Al Jackson, president and chief of design for AJ Tech shafts, believes lower-torque shafts help all golfers. "Excessive torque reduces accuracy, because it makes the clubhead twist off-line on off-center hits," he says. "Because high-handicappers mis-hit the ball more often than pros, they may benefit from a better shaft even more."

But don't go overboard. "Only golfers with a very aggressive downswing, a very delayed release and a swing speed greater than 120 miles per hour should consider a torque measurement under 2.5 degrees," says Golf Digest Technical Panel member Tom Wishon, president of Tom Wishon Golf Technology.

The most tangible benefit of the shaft explosion might just be the supply of so many viable options.

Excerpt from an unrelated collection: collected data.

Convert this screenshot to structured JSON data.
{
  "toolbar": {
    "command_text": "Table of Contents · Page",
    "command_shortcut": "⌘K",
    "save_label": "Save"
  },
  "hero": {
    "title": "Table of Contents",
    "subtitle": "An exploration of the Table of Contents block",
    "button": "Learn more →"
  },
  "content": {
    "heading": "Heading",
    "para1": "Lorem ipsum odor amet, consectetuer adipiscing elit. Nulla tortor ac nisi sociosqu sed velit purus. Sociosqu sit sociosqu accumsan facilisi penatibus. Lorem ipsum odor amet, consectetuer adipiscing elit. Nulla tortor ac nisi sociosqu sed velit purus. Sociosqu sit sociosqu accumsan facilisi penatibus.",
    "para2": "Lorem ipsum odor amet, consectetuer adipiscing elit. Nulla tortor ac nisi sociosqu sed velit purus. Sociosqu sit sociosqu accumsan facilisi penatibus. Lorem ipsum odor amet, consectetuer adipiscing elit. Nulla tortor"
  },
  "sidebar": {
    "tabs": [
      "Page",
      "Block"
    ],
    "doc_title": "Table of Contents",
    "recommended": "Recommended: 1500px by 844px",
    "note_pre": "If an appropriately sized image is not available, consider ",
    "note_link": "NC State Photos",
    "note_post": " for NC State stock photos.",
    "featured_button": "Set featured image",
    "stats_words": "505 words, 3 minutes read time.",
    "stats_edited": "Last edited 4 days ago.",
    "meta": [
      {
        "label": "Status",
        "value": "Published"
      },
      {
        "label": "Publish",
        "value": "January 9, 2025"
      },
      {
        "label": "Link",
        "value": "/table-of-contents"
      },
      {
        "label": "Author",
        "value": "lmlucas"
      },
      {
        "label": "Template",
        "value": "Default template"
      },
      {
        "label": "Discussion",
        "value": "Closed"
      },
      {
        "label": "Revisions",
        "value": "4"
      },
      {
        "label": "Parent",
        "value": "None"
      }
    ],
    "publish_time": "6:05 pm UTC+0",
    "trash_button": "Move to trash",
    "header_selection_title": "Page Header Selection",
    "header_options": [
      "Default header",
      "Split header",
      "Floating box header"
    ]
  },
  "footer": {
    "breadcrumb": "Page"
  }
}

Benoit Vincent, vice president of research and development at TaylorMade, says even the 12 stock shafts in his company's line don't guarantee a perfect fit. "It's not a matter of custom shafts being better than stock shafts," Vincent says, "it's a matter of them being different and therefore complementary to what's already available."

Tom Cook Sr., 2002 Professional Clubmakers' Society International Clubmaker of the Year, says fitting the average golfer can be even more demanding than fitting the best pros, because with average golfers a clubfitter has basically one chance to get it right. Fortunately, the best clubfitters not only have a lot of shafts at their disposal, they have launch monitors and computer swing analyzers that can match the right shaft to the right swing. But don't expect the impossible.